CHAPTER LXXV.

THE DISCOVERY OF THE JAREDITE RECORDS—CORIANTUMR—ETHER—THE DISPERSION AT BABEL—THE JOURNEY OF THE JAREDITES—ATLANTIS.

LET us return to the year 123 B. C. At that time the Nephites in the land of Nephi were suffering sore afflictions at the hands of the Lamanites. In this extremity Limhi, their king, sent a company of forty-three men, with instructions to discover, if possible, their brethren in the land of Zarahemla, that peradventure they would bring them succor and deliverance. The expedition was unsuccessful, so far as its immediate object was concerned. The company missed the land of Zarahemla, pushed northward into Central America, and how far beyond we cannot tell. At last they discovered the remains of an ancient people who had apparently been destroyed in battle. Among other things they found twenty-four plates of gold, covered with engravings. This treasure, with some other relics of the vanished race, they took back to king Limhi.

When, shortly after, this section of the Nephite people escaped from their Lamanite task-masters and returned to Zarahemla, the twenty-four golden plates were presented to king Mosiah, the younger, and he being a seer, translated them by the aid of the Urim and Thummim.

These plates were found to contain the history of the world from the creation to the time of the building of the Tower of Babel, and of the race whose remains had been found by the people of Limhi scattered on the land northward.

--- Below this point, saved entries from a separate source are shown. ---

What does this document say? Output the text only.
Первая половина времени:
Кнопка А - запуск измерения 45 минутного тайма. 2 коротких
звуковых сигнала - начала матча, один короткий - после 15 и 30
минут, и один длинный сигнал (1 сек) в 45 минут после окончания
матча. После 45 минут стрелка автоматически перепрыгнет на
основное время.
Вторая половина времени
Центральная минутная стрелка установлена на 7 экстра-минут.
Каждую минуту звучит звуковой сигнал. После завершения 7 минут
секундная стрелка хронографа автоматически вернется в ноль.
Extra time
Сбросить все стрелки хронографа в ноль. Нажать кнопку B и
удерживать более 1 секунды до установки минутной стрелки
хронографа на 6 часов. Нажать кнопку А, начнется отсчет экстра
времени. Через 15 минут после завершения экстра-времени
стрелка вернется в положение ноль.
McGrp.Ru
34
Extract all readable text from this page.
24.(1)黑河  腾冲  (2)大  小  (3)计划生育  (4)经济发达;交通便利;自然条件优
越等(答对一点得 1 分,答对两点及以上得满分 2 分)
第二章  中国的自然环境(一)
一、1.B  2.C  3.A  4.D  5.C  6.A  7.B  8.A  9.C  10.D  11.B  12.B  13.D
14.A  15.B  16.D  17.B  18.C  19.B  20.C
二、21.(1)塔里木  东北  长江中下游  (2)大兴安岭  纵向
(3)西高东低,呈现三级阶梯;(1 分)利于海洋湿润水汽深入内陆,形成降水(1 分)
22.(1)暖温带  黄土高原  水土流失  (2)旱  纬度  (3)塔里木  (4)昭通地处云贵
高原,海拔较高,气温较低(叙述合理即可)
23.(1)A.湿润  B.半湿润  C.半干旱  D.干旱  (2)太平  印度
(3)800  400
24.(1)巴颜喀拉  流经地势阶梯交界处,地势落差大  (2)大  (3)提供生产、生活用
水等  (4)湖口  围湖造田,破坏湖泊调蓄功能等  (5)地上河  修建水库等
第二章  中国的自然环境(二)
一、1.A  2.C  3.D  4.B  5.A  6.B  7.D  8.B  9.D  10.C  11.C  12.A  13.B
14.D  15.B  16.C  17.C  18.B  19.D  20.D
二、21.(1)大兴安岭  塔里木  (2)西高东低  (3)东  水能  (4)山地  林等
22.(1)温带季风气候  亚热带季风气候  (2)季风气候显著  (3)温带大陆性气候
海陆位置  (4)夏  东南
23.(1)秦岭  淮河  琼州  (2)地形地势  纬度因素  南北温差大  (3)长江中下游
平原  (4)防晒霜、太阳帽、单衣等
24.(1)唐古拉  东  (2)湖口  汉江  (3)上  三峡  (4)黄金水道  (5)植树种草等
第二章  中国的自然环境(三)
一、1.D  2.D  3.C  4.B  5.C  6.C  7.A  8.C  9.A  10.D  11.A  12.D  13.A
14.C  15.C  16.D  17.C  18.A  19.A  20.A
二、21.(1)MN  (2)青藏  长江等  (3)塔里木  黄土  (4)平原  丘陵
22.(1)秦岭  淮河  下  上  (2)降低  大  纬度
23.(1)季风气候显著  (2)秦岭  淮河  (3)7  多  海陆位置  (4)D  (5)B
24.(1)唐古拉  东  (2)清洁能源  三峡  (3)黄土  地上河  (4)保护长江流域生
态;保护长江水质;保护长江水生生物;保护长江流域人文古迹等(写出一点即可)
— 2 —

This was, however, not the first intimation that the Nephites had of the existence of this extinct people; for in the days of the elder Mosiah a large engraved stone was brought to him that had been discovered by the people of Zarahemla. It gave a very brief account of this same race, known to us as the Jaredites, but more particularly referred to its last ruler, named Coriantumr; who had himself been known to the Zarahemlaites; for he had, previous to his death, resided in their midst for nine months.